A third development in the international legal system was more radical. In the 19th century,
international law was primarily the concern of independent States in their dealings with one another.
They applied their own imperial legal systems to deal with their colonies and dependencies, but even
those imperial systems mirrored the basic mechanisms and institutions of international law.
- As international organizations became more familiar features of the international scene, and
particularly after the establishment of the League of Nations (1920), the question of their legal
status arose.
- Just as companies make contracts in the same way as people do in domestic legal
systems, and are, therefore ‘persons’ recognized by those systems, so too are
international organizations recognized as persons within the international legal
system.
Why do States comply with international law?
- International law is not imposed on States against their will by an external legislature. Rules
of international law mostly arise either from treaties or customary international law. If a State
considers that a particular treaty will confer on it more benefit than harm, it may decide to
become a party to the treaty. Treaties are commitments that States have already decided that it
is in their interest to comply with.
- Rules of customary international law are simply those international rules that are
discerned as having this obligatory force. And again, because the customary practices
are rooted in what States habitually do, it is no surprise that States should habitually
comply with customary international law.
Why should States comply with international law?

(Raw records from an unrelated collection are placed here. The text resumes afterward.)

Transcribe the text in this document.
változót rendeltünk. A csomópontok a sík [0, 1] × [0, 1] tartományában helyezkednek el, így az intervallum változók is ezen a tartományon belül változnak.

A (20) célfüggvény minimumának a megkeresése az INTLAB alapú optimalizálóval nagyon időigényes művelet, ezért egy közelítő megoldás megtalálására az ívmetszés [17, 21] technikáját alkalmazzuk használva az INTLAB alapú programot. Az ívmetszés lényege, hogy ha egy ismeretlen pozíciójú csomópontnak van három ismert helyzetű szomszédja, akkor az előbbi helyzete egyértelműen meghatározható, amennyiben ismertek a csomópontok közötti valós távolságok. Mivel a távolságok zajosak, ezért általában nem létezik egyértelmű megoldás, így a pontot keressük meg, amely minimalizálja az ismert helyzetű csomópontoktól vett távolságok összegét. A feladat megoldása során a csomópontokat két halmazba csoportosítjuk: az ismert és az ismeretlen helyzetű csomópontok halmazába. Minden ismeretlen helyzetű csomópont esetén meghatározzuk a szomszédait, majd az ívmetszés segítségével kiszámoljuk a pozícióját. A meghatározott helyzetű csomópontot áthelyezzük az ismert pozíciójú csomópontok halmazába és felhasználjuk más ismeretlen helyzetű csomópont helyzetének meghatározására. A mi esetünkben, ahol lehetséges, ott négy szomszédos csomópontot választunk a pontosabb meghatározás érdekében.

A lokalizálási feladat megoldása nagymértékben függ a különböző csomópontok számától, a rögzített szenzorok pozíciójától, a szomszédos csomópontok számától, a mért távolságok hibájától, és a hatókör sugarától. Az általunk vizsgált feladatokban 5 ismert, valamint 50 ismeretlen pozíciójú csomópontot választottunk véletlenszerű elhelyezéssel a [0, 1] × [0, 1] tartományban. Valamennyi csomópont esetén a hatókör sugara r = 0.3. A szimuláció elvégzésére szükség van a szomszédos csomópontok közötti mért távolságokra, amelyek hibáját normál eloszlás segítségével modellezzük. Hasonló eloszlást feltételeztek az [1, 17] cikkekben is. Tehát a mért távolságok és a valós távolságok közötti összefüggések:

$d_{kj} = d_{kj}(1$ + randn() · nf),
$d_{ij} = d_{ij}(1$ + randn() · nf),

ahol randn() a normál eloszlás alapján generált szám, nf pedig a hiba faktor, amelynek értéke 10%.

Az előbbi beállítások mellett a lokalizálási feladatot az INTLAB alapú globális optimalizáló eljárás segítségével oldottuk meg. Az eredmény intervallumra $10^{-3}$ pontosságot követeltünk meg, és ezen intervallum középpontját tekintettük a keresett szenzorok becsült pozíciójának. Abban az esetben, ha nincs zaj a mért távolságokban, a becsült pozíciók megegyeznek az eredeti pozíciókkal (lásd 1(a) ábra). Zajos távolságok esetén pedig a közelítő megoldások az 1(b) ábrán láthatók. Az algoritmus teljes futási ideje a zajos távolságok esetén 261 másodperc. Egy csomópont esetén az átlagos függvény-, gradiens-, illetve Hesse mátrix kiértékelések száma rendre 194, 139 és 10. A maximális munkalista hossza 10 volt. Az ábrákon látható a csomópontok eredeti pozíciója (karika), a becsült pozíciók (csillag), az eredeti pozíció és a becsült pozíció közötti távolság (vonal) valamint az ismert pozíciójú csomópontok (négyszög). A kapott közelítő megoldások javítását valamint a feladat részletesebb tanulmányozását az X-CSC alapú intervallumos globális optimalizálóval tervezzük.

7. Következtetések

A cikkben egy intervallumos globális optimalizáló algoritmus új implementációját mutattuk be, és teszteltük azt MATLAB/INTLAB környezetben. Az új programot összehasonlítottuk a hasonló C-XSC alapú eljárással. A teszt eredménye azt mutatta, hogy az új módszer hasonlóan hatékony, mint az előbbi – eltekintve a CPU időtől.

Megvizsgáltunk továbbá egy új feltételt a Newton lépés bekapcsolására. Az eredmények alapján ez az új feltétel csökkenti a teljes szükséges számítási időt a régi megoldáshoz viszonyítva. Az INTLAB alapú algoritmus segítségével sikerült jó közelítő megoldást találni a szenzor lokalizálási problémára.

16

- Positivists say that a State is bound by the rules of international law because it has signed up
to them.
- The rules of international law are those regularities in international behavior that are regarded
by the community of States as being so important that they do not accept that each State is
entitled to decide freely for itself whether or not to comply with the rule.
Most law is complied with as a matter of choice, not through fear of sanctions. International law does
have a range of sanctions, many of which do not depend upon action through international courts and
organizations. States may respond to violations of international law by imposing economic or other
sanctions on the wrongdoer, which may have a much greater impact than any judgment that a court
might hand down.
The law is not an end in itself. It is an instrument for achieving certain social goals. There is no
particular merit inherent in complete compliance with the law. The law succeeds if it secures enough
compliance to enable civilized social life to proceed and its enforcement is sufficiently effective,
impartial, and non-discriminatory to satisfy the basic demands of justice. That is as true
internationally as it is within any national society.